Может быть, мое младенчество было печальным в силу некоторых частных условий? В самом деле, вот хотя бы то, что рос я в великой глуши. Пустынные поля, одинокая усадьба среди них… Зимой безграничное снежное море, летом — море хлебов, трав и цветов… И вечная тишина этих полей, их загадочное молчание… Но грустит ли в тишине, в глуши какой-нибудь сурок, жаворонок? Нет, они ни о чем не спрашивают, ничему не дивятся, не чувствуют той сокровенной души, которая всегда чудится человеческой душе в мире, окружающем ее, не знают ни зова пространств, ни бега времени. А я уже и тогда знал все это. Глубина неба, даль полей говорили мне о чем-то ином, как бы существующем помимо их, вызывали мечту и тоску о чем-то мне недостающем, трогали непонятной любовью и нежностью неизвестно к кому и чему…
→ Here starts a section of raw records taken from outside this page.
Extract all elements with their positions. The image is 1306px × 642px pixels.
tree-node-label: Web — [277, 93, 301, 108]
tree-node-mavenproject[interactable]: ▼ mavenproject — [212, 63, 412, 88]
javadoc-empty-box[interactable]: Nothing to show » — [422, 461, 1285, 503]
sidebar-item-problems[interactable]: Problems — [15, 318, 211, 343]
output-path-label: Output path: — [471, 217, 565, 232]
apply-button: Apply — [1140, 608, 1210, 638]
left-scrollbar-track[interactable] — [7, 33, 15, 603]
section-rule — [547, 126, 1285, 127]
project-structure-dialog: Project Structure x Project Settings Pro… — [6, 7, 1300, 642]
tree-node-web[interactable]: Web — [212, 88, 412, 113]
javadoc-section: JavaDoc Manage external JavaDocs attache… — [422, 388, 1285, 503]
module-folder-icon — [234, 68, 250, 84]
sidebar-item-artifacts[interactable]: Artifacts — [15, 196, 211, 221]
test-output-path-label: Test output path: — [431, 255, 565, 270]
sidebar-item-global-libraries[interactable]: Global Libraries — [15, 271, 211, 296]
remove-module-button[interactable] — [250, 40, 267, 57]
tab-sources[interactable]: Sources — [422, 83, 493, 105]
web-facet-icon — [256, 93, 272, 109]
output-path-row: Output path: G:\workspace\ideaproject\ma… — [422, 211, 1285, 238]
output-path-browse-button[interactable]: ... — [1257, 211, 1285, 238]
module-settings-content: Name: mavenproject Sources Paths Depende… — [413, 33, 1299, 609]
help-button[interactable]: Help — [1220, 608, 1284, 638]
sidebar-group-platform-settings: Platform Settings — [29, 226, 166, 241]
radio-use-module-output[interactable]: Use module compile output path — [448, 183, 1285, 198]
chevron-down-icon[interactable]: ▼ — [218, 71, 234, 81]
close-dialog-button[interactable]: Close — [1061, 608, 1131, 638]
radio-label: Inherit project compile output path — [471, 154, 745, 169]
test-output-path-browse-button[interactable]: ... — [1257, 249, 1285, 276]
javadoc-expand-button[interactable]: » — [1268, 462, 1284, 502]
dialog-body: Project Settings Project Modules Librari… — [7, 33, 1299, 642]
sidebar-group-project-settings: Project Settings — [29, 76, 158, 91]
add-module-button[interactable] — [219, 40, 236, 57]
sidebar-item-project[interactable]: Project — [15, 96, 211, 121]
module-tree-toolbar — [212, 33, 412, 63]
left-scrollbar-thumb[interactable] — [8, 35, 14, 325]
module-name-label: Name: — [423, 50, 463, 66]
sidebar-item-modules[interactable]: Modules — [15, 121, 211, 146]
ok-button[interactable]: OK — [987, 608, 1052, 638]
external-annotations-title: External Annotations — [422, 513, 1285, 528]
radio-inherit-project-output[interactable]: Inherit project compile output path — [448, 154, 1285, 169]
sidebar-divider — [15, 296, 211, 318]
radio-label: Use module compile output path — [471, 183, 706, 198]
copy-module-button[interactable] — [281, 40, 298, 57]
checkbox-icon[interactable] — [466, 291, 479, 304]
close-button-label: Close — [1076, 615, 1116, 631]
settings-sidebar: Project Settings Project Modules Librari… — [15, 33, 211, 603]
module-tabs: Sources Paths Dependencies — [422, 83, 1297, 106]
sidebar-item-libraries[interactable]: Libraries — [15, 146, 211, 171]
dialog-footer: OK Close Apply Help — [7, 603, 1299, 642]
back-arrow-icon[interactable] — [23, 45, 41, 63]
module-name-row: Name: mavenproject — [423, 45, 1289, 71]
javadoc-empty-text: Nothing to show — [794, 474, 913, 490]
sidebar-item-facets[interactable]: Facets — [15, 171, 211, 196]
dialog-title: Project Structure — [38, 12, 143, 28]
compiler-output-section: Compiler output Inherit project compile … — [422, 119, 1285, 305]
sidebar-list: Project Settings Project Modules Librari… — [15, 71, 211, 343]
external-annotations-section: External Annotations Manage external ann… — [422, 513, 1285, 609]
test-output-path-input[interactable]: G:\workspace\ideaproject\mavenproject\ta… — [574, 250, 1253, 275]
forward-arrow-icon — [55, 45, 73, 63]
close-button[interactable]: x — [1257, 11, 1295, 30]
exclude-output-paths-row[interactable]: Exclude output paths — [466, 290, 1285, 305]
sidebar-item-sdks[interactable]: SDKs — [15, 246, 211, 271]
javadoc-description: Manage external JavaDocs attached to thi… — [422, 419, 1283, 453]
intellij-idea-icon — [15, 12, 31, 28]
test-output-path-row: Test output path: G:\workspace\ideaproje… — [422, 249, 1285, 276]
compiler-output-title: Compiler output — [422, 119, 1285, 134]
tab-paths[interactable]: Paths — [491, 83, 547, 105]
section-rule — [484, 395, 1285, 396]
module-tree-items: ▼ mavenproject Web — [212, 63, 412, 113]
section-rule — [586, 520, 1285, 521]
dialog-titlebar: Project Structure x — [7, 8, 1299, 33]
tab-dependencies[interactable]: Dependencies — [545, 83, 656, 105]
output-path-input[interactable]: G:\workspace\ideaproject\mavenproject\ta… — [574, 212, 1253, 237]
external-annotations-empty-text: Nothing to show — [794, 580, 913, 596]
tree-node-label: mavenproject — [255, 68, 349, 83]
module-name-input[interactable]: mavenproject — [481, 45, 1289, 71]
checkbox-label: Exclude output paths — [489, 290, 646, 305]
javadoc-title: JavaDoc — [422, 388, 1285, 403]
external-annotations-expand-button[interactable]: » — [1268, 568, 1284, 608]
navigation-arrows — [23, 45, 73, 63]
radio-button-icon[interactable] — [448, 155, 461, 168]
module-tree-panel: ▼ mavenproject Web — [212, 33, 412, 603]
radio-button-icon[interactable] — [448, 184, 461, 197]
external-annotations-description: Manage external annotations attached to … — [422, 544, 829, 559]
Где были люди в это время? Поместье наше называлось хутором, — хутор Каменка, — главным имением нашим считалось задонское, куда отец уезжал часто и надолго, а на хуторе хозяйство было небольшое, дворня малочисленная. Но все же люди были, какая-то жизнь все же шла. Были собаки, лошади, овцы, коровы, работники, были кучер, староста, стряпухи, скотницы, няньки, мать и отец, гимназисты братья, сестра Оля, еще качавшаяся в люльке…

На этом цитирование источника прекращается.